The youngest of five growing up in Tehran, “I was the one on top of the chair, watching my mother prepare the rice, the stews,” says veteran restaurateur Par Shakiban. “In our culture, the meal is an event. We take it very seriously.” And then, with his mischievous, childlike grin: “We are a very serious people — when it comes to food.”
Shakiban took his upbringing with him when he left home for NYC in 1959 at the age of 15, just a handful of English words on his tongue and not one family member to greet on arrival. He supported himself as a busboy and waiter, and even though he was recruited out of college by IBM, he’d already been bitten by the restaurant bug.
Less then a decade after setting foot in America, Shakiban opened Par’s Steak & Lobster in Armonk. A string of successful restaurants in Westchester and Connecticut followed (foodies will remember Eclisse, Mediterraneo, and Brezza), and his Austrian-Swiss bakery, Patisserie Salzburg (Rye, Stamford, and New Canaan), still thrives.
In April, Shakiban opened Medi Bistro with the intention of creating a “destination” restaurant. “Persian food is a vast cuisine, and everything about it has to be related to the culture,” he says. “People travel for this kind of food.” Every recipe, from the palate-prepping pickles (delicately marinated in 19 herbs and spices, most of them imported and house-ground) to the Persian ice cream and tea was crafted by Shakiban.
Lightly blackened pita and dips of hummus, smoky eggplant, and labne pair with authentic salads, slow-cooked stews, and traditional kebabs of chicken, lamb (tender as filet mignon), seafood, and beef koobideh, a blend of four meats and a mouth feel as light as air. Most everything enjoys the kiss of pure, Persian saffron, particularly the rice, and all of it is to be shared. “The table my mother prepared was a smorgasbord,” Shakiban says. “Three different stews, two to three rices. And everything — the yogurt, the marinated garlic — was homemade.”

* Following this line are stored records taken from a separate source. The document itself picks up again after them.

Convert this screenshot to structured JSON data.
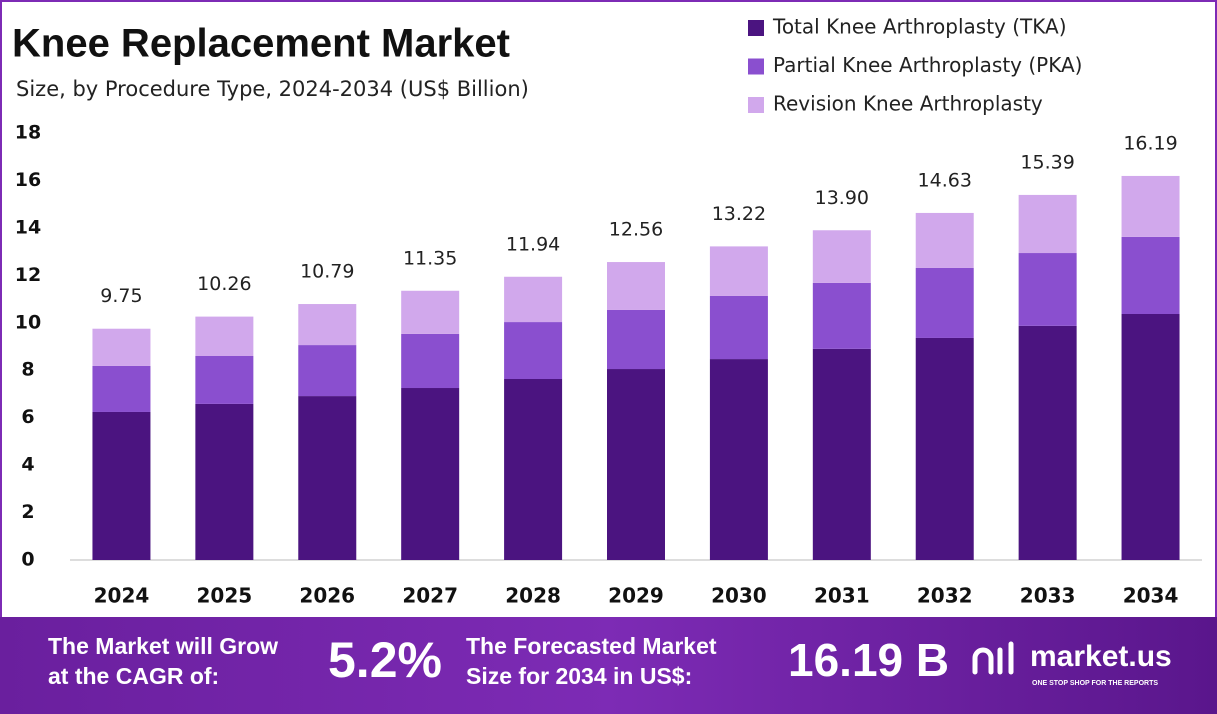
{
  "chart_data": {
    "type": "stacked_bar",
    "title": "Knee Replacement Market",
    "subtitle": "Size, by Procedure Type, 2024-2034 (US$ Billion)",
    "categories": [
      "2024",
      "2025",
      "2026",
      "2027",
      "2028",
      "2029",
      "2030",
      "2031",
      "2032",
      "2033",
      "2034"
    ],
    "series": [
      {
        "name": "Total Knee Arthroplasty (TKA)",
        "color": "#4b1480",
        "values": [
          6.24,
          6.58,
          6.91,
          7.25,
          7.63,
          8.05,
          8.47,
          8.9,
          9.36,
          9.87,
          10.37
        ]
      },
      {
        "name": "Partial Knee Arthroplasty (PKA)",
        "color": "#8a4fcf",
        "values": [
          1.94,
          2.02,
          2.15,
          2.28,
          2.4,
          2.49,
          2.66,
          2.78,
          2.95,
          3.07,
          3.25
        ]
      },
      {
        "name": "Revision Knee Arthroplasty",
        "color": "#d1a8ec",
        "values": [
          1.57,
          1.66,
          1.73,
          1.82,
          1.91,
          2.02,
          2.09,
          2.22,
          2.32,
          2.45,
          2.57
        ]
      }
    ],
    "totals": [
      9.75,
      10.26,
      10.79,
      11.35,
      11.94,
      12.56,
      13.22,
      13.9,
      14.63,
      15.39,
      16.19
    ],
    "total_labels": [
      "9.75",
      "10.26",
      "10.79",
      "11.35",
      "11.94",
      "12.56",
      "13.22",
      "13.90",
      "14.63",
      "15.39",
      "16.19"
    ],
    "ylim": [
      0,
      18
    ],
    "yticks": [
      0,
      2,
      4,
      6,
      8,
      10,
      12,
      14,
      16,
      18
    ],
    "grid": false,
    "legend": "top-right"
  },
  "footer": {
    "cagr_text": [
      "The Market will Grow",
      "at the CAGR of:"
    ],
    "cagr_value": "5.2%",
    "forecast_text": [
      "The Forecasted Market",
      "Size for 2034 in US$:"
    ],
    "forecast_value": "16.19 B",
    "brand": "market.us",
    "tagline": "ONE STOP SHOP FOR THE REPORTS"
  }
}
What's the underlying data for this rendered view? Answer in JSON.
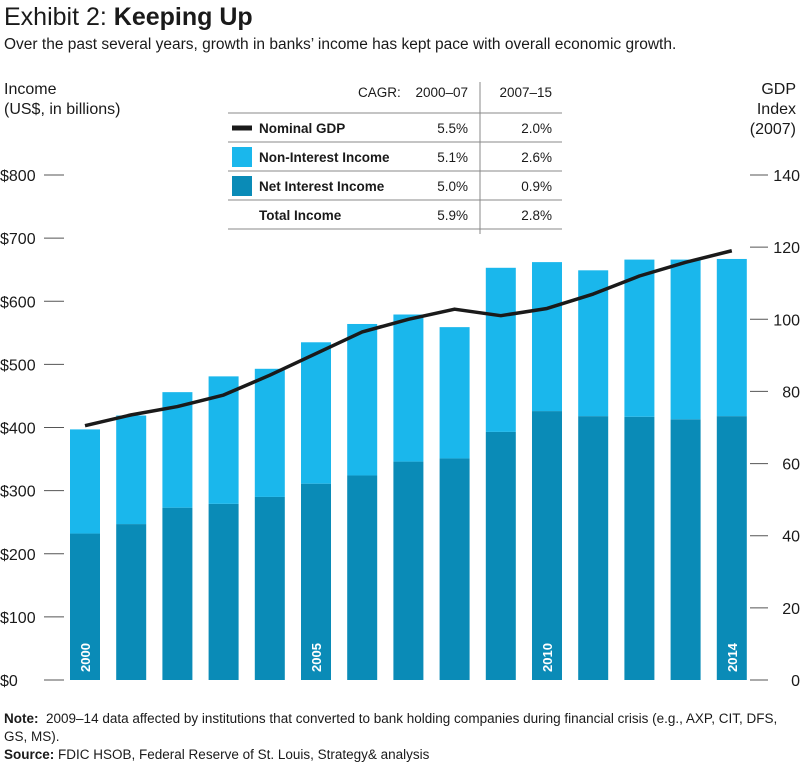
{
  "header": {
    "title_prefix": "Exhibit 2: ",
    "title_main": "Keeping Up",
    "subtitle": "Over the past several years, growth in banks’ income has kept pace with overall economic growth."
  },
  "axes": {
    "left_label_line1": "Income",
    "left_label_line2": "(US$, in billions)",
    "right_label_line1": "GDP",
    "right_label_line2": "Index",
    "right_label_line3": "(2007)"
  },
  "footer": {
    "note_label": "Note:",
    "note_text": "2009–14 data affected by institutions that converted to bank holding companies during financial crisis (e.g., AXP, CIT, DFS, GS, MS).",
    "source_label": "Source:",
    "source_text": "FDIC HSOB, Federal Reserve of St. Louis, Strategy& analysis"
  },
  "legend_table": {
    "header_cagr": "CAGR:",
    "header_col1": "2000–07",
    "header_col2": "2007–15",
    "rows": [
      {
        "label": "Nominal GDP",
        "col1": "5.5%",
        "col2": "2.0%",
        "swatch": "line"
      },
      {
        "label": "Non-Interest Income",
        "col1": "5.1%",
        "col2": "2.6%",
        "swatch": "light"
      },
      {
        "label": "Net Interest Income",
        "col1": "5.0%",
        "col2": "0.9%",
        "swatch": "dark"
      },
      {
        "label": "Total Income",
        "col1": "5.9%",
        "col2": "2.8%",
        "swatch": "none"
      }
    ]
  },
  "colors": {
    "net_interest": "#0a8bb7",
    "non_interest": "#1ab7ec",
    "gdp_line": "#1a1a1a",
    "axis_tick": "#555555",
    "year_text": "#ffffff"
  },
  "chart_data": {
    "type": "bar",
    "stacked": true,
    "categories": [
      "2000",
      "2001",
      "2002",
      "2003",
      "2004",
      "2005",
      "2006",
      "2007",
      "2008",
      "2009",
      "2010",
      "2011",
      "2012",
      "2013",
      "2014"
    ],
    "series": [
      {
        "name": "Net Interest Income",
        "axis": "left",
        "values": [
          232,
          247,
          273,
          279,
          290,
          311,
          324,
          346,
          351,
          393,
          426,
          418,
          417,
          413,
          418
        ]
      },
      {
        "name": "Non-Interest Income",
        "axis": "left",
        "values": [
          165,
          172,
          183,
          202,
          203,
          224,
          240,
          233,
          208,
          260,
          236,
          231,
          249,
          253,
          249
        ]
      },
      {
        "name": "Nominal GDP",
        "type": "line",
        "axis": "right",
        "values": [
          70.5,
          73.5,
          75.8,
          79,
          84.5,
          90.5,
          96.5,
          100,
          102.8,
          101,
          103,
          107,
          112,
          115.8,
          119
        ]
      }
    ],
    "ylim_left": [
      0,
      800
    ],
    "left_ticks": [
      "$0",
      "$100",
      "$200",
      "$300",
      "$400",
      "$500",
      "$600",
      "$700",
      "$800"
    ],
    "ylim_right": [
      0,
      140
    ],
    "right_ticks": [
      "0",
      "20",
      "40",
      "60",
      "80",
      "100",
      "120",
      "140"
    ],
    "year_labels": [
      {
        "index": 0,
        "text": "2000"
      },
      {
        "index": 5,
        "text": "2005"
      },
      {
        "index": 10,
        "text": "2010"
      },
      {
        "index": 14,
        "text": "2014"
      }
    ]
  }
}
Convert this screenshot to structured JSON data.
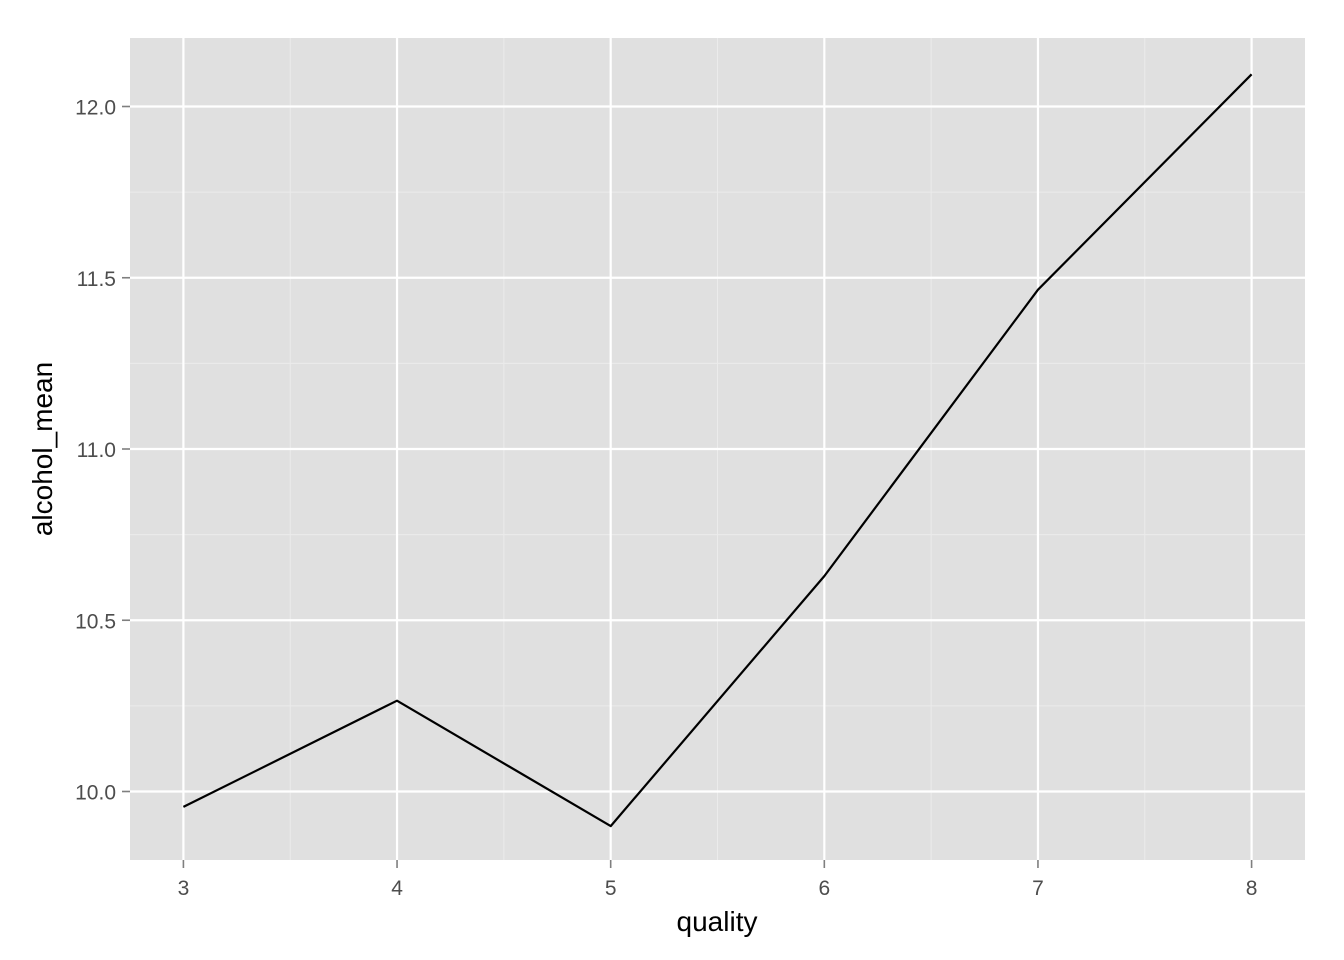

A dozen wines and Persian cocktails complement a meal that not only satisfies but also serves as an immersion in Persian culture. “There’s no such thing as Persian fusion, and I wasn’t looking for any new styles,” says Shakiban of his latest venture, the culmination of a food career that’s spanned 65 years. “It was trial and error, one dish at a time — until it tasted like home.”